Na prática — exemplo rápido

Imagine um pipeline de classificação que já existe no Foundry. Para acrescentar uma etapa de avaliação podes:

  1. Criar um conjunto de dados validation_set em OneLake com N registos rotulados.
  2. Criar um Job de inferência que:
# Pseudocódigo do Job
validation = read_table('oneLake://project/validation_set')
preprocessed = apply_transform(validation)
preds = model.predict(preprocessed)
results = join(validation.labels, preds)
save_table(results, 'oneLake://project/eval_results')
# Calcular métricas (no mesmo Job ou num Job separado)
metrics = compute_metrics(results)
save_table(metrics, 'oneLake://project/eval_metrics')

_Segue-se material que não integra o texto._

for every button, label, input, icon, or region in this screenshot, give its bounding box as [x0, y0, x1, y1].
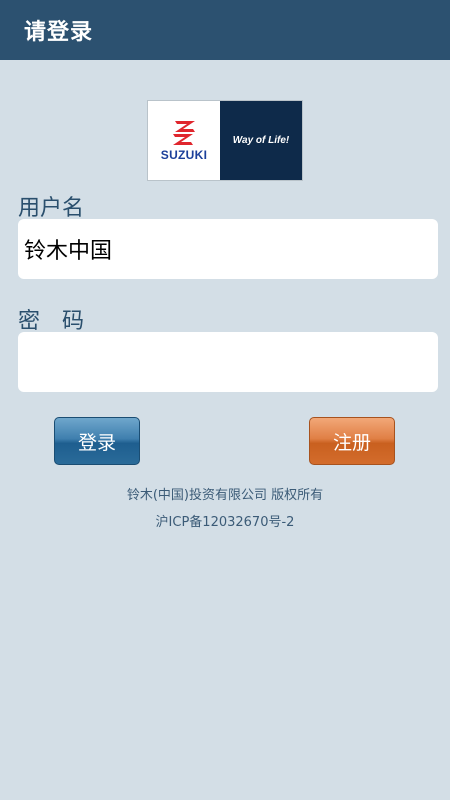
brand-logo: SUZUKI Way of Life! [148, 101, 302, 180]
icp-text: 沪ICP备12032670号-2 [155, 515, 295, 530]
logo-brand-text: SUZUKI [160, 147, 208, 162]
login-button[interactable]: 登录 [54, 417, 140, 465]
logo-tagline: Way of Life! [232, 135, 290, 146]
copyright-text: 铃木(中国)投资有限公司 版权所有 [126, 488, 324, 503]
username-label: 用户名 [18, 196, 85, 221]
suzuki-emblem-icon [173, 120, 195, 145]
password-input[interactable] [18, 332, 438, 392]
page-title: 请登录 [24, 20, 94, 45]
logo-tagline-panel: Way of Life! [220, 101, 302, 180]
title-bar: 请登录 [0, 0, 450, 60]
logo-emblem-panel: SUZUKI [148, 101, 220, 180]
password-label: 密 码 [18, 309, 85, 334]
register-button[interactable]: 注册 [309, 417, 395, 465]
username-input[interactable] [18, 219, 438, 279]
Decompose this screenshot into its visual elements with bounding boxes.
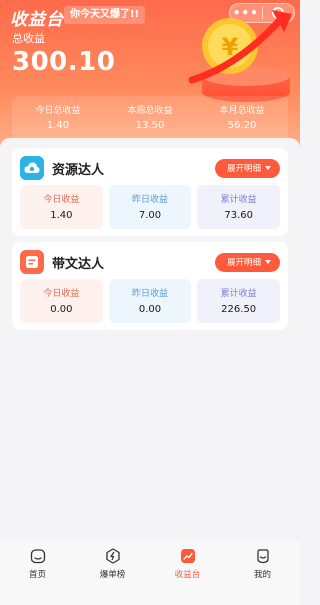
box-value: 7.00 xyxy=(138,210,162,221)
resource-expert-card: 资源达人 展开明细 今日收益 1.40 昨日收益 7.00 累计收益 73.60 xyxy=(12,148,288,236)
cumulative-earnings-box: 累计收益 73.60 xyxy=(197,185,281,229)
box-value: 1.40 xyxy=(50,210,73,221)
stat-today: 今日总收益 1.40 xyxy=(12,96,104,140)
home-icon xyxy=(29,547,47,565)
cumulative-earnings-box: 累计收益 226.50 xyxy=(197,279,281,323)
card-title: 资源达人 xyxy=(52,162,105,178)
hero-banner: 收益台 你今天又爆了!! ••• 总收益 300.10 ¥ 今日总收益 1.40… xyxy=(0,0,300,150)
bottom-tab-bar: 首页 爆单榜 收益台 我的 xyxy=(0,541,300,605)
lightning-icon xyxy=(104,547,122,565)
box-label: 昨日收益 xyxy=(132,195,169,205)
caret-down-icon xyxy=(265,166,271,170)
tab-earnings[interactable]: 收益台 xyxy=(150,541,225,605)
stat-value: 13.50 xyxy=(135,120,165,131)
box-label: 今日收益 xyxy=(43,289,80,299)
tab-label: 首页 xyxy=(28,570,46,580)
coin-illustration: ¥ xyxy=(188,10,292,102)
stat-month: 本月总收益 56.20 xyxy=(196,96,288,140)
tab-label: 爆单榜 xyxy=(99,570,126,580)
box-label: 昨日收益 xyxy=(132,289,169,299)
expand-details-button[interactable]: 展开明细 xyxy=(214,252,280,272)
today-earnings-box: 今日收益 0.00 xyxy=(20,279,103,323)
expand-details-button[interactable]: 展开明细 xyxy=(214,158,280,178)
yesterday-earnings-box: 昨日收益 0.00 xyxy=(108,279,192,323)
box-label: 累计收益 xyxy=(220,289,257,299)
today-earnings-box: 今日收益 1.40 xyxy=(20,185,103,229)
box-value: 0.00 xyxy=(138,304,162,315)
tab-profile[interactable]: 我的 xyxy=(225,541,300,605)
smile-icon xyxy=(254,547,272,565)
app-title: 收益台 xyxy=(10,10,64,30)
slogan-badge: 你今天又爆了!! xyxy=(64,6,146,24)
resource-logo-icon xyxy=(20,156,44,180)
tab-label: 我的 xyxy=(253,570,271,580)
tab-hot-orders[interactable]: 爆单榜 xyxy=(75,541,150,605)
chart-icon xyxy=(179,547,197,565)
tab-home[interactable]: 首页 xyxy=(0,541,75,605)
writer-expert-card: 带文达人 展开明细 今日收益 0.00 昨日收益 0.00 累计收益 226.5… xyxy=(12,242,288,330)
stat-value: 1.40 xyxy=(46,120,70,131)
total-earnings-label: 总收益 xyxy=(12,32,45,45)
card-title: 带文达人 xyxy=(52,256,105,272)
expand-label: 展开明细 xyxy=(226,164,261,174)
stat-label: 今日总收益 xyxy=(35,106,81,116)
content-sheet: 资源达人 展开明细 今日收益 1.40 昨日收益 7.00 累计收益 73.60 xyxy=(0,138,300,605)
box-value: 0.00 xyxy=(50,304,73,315)
tab-label: 收益台 xyxy=(174,570,201,580)
expand-label: 展开明细 xyxy=(226,258,261,268)
total-earnings-value: 300.10 xyxy=(12,47,116,77)
box-label: 今日收益 xyxy=(43,195,80,205)
stat-label: 本月总收益 xyxy=(219,106,265,116)
writer-logo-icon xyxy=(20,250,44,274)
box-label: 累计收益 xyxy=(220,195,257,205)
box-value: 226.50 xyxy=(221,304,257,315)
caret-down-icon xyxy=(265,260,271,264)
stat-value: 56.20 xyxy=(227,120,257,131)
box-value: 73.60 xyxy=(224,210,253,221)
yesterday-earnings-box: 昨日收益 7.00 xyxy=(108,185,192,229)
stat-label: 本周总收益 xyxy=(127,106,173,116)
summary-stats: 今日总收益 1.40 本周总收益 13.50 本月总收益 56.20 xyxy=(12,96,288,140)
stat-week: 本周总收益 13.50 xyxy=(104,96,196,140)
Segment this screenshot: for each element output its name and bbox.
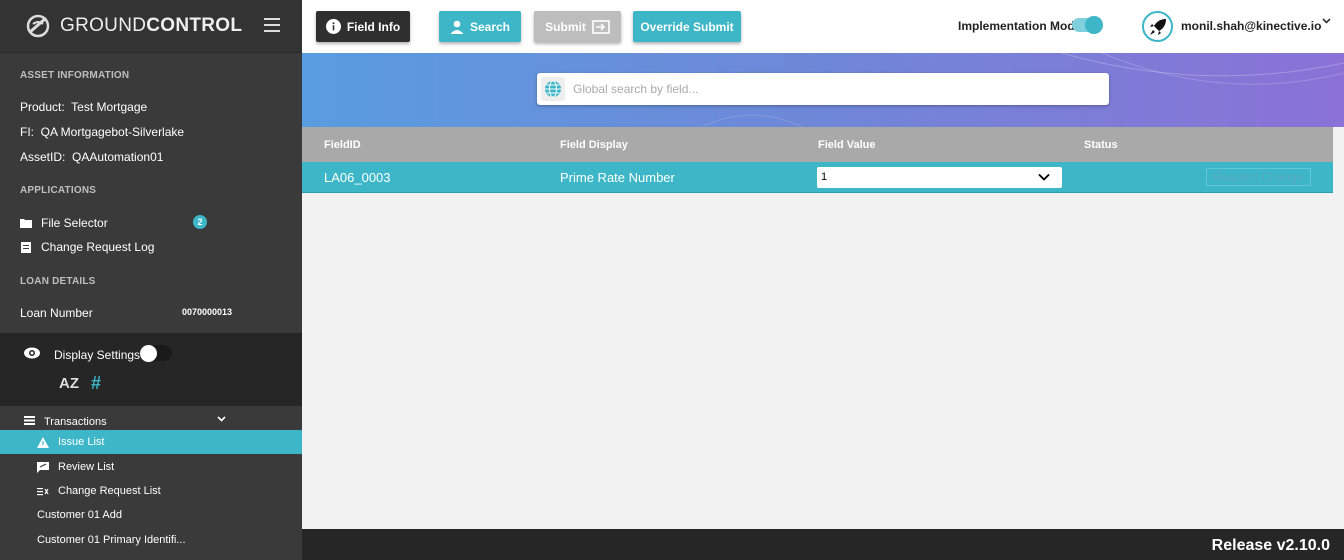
submit-icon	[592, 19, 610, 34]
eye-icon	[24, 347, 40, 359]
user-email[interactable]: monil.shah@kinective.io	[1181, 19, 1321, 33]
asset-id-line: AssetID: QAAutomation01	[20, 150, 164, 164]
display-settings-label: Display Settings	[54, 348, 141, 362]
table-row[interactable]: LA06_0003 Prime Rate Number 1 Request Ch…	[302, 162, 1333, 193]
list-icon	[24, 416, 35, 425]
main-content-area	[302, 193, 1344, 529]
header-status: Status	[1084, 139, 1118, 151]
hash-icon[interactable]: #	[91, 373, 101, 394]
loan-details-title: LOAN DETAILS	[20, 276, 96, 287]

Depois, cria um dashboard no Foundry que mostra a evolução das métricas por versão do modelo e por data. Isso ajuda a detetar deriva (data drift) ou queda de desempenho rapidamente.

Erros comuns

  • Usar os mesmos dados para treino e validação: leva a métricas excessivamente optimistas. Sempre separar conjuntos ou usar validação cruzada.
  • Escolher métricas sem ligação aos requisitos do negócio: por exemplo, focar em precisão quando o custo dos falsos negativos é alto. Define métricas alinhadas com o impacto real.
  • Ignorar subgrupos e equidade: média global de desempenho pode esconder falhas profundas em grupos específicos.

Como praticar

Para praticar esta competência, usa o Practice Assessment OFICIAL e gratuito da Microsoft e a study guide oficial (também gratuita). Estes recursos ajudam-te a verificar conhecimentos gerais do exame AI-901 e a orientar o estudo prático em tópicos como validação de modelos. Além disso, no Foundry, cria pequenos projectos de fim a fim: treina um modelo simples, versiona-o, constrói um Job de avaliação e regista métricas ao longo do tempo.

Em resumo

  • Validar modelos exige conjuntos separados, métricas apropriadas e testes de robustez para assegurar qualidade antes da produção.
  • No Microsoft Foundry, constrói pipelines de inferência e avaliação que versionam dados, resultados e artefactos para rastreabilidade.
  • Escolhe métricas alinhadas com o risco de negócio e analisa desempenho por subgrupos para detetar enviesamento.
  • Pratica com os recursos oficiais da Microsoft (Practice Assessment e study guide gratuitos) e implementa pipelines simples no Foundry para ganhar experiência prática.